Has anyone ran into these strange blocky shadows when using the Ocean/Water System in UE5? I can’t seem to get rid of them. I’ve tried lighting setups with the ELM and UltraDynamic Sky.
Thanks and have a great day!
Check the water material/mesh.
Water is supposed to take shadow as a transparency. If your material isnt transparent, then you need to disable both shadow casting and shadow receiving, or at the very least adjust the color of the received shadow to be less dark…
It’s been a year, anyone find a way to get better shadows? The only answer here does not help, since the shadow issue is with “Single Surface Water” materials, which are technically opaque. Very frustrating seeing so many questions asked on the forums here and going years without answers. Epic really needs to set up their support game.
@MorganGhan @VexFX
finally found a solve to this problem by googling some related CVARs
Hi, i had a very similar issue with the shadows of some trees projected on the surface of my pond in the forest. For me what sorted it out has been to go in the material settings then, under Water Shading, tick the Anisotropy option and set a value higher than 0.1
So I found that changing the WaterBodyOcean → Details → Rendering → Water Material [double click material to open in asset window]. From here select Water Shading → Antisotropy to something closer to 1.0 caused the shadows to look substantially more realistic.
Unfortunately the Anisotropy solution works ONLY if the material’s Opacity is close to 0 and the roughness is close to 0 also. So, while it is proper for some situations, if one wants to have the water look really good, we can’t always keep Opacity/Roughness 0.
The values you need are “artistic" - there is no ryme or reason behind them other than what you think looks good (which is subjective).
The sinlge layer water (the engine stuff) attempts to replicate water as water is supposed to be without granting excessive art direction.
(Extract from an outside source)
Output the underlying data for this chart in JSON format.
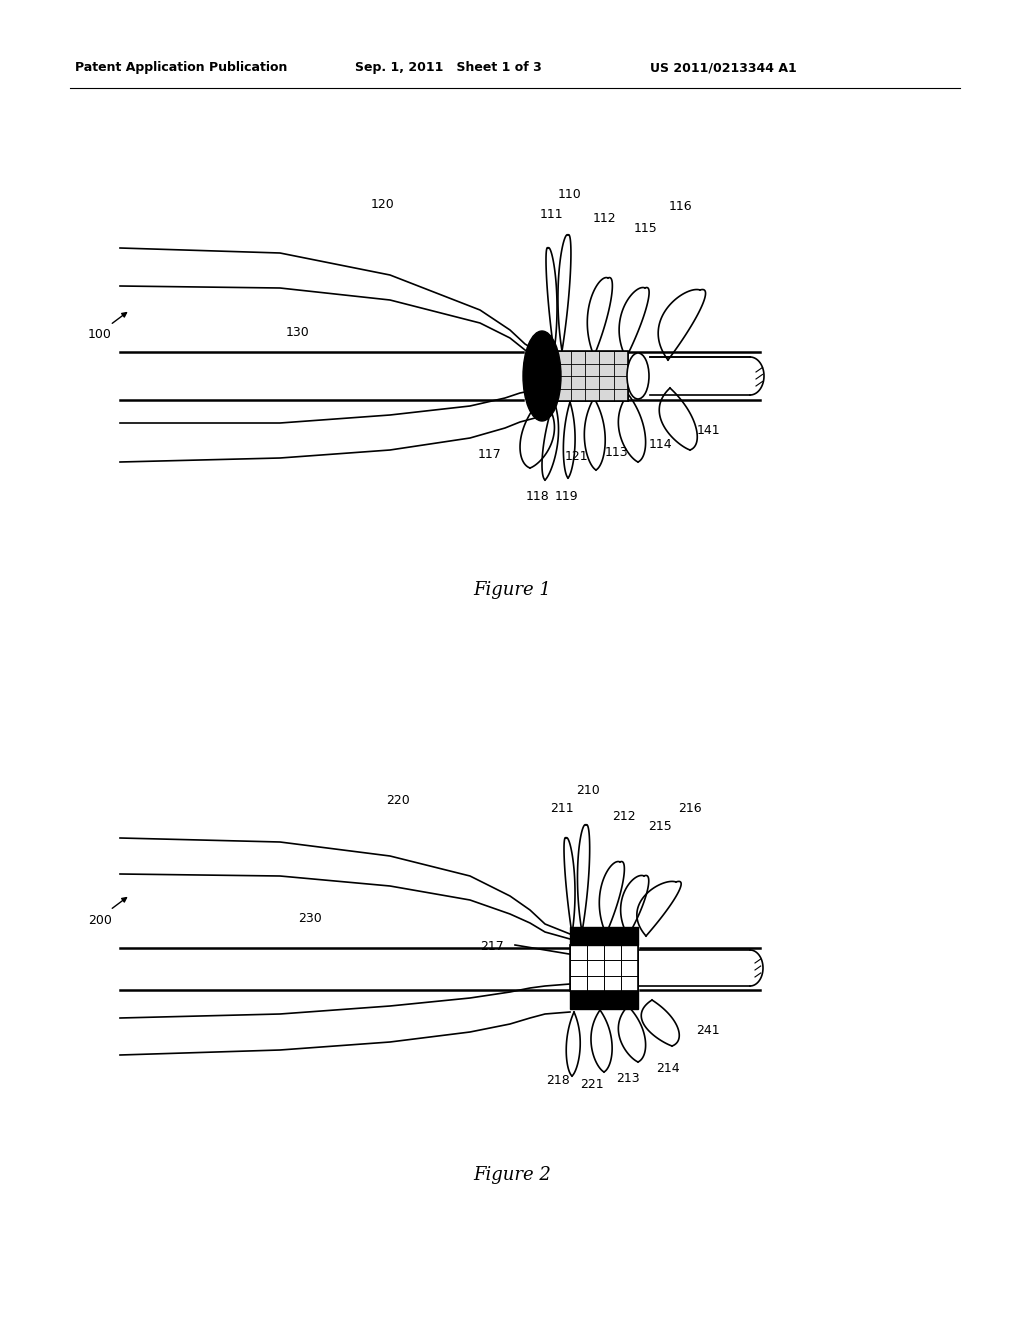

In other words: if you want to make stuff look good, you need to write your own USF shader model that does what you want it to do rather than rely on what epic provides…
An alternative is to use the work Nvidia may have done for everyone and use their version of the corrected engine (get it from their git to test it).
Also consider that most of the above was before ray tracing was mainstream, so things could be different if your rendering pipeline is purely ray traced now that in 2025 it’s slightly more used (still not viable as a single rendering pipeline for a real videogame, but still more probable than before).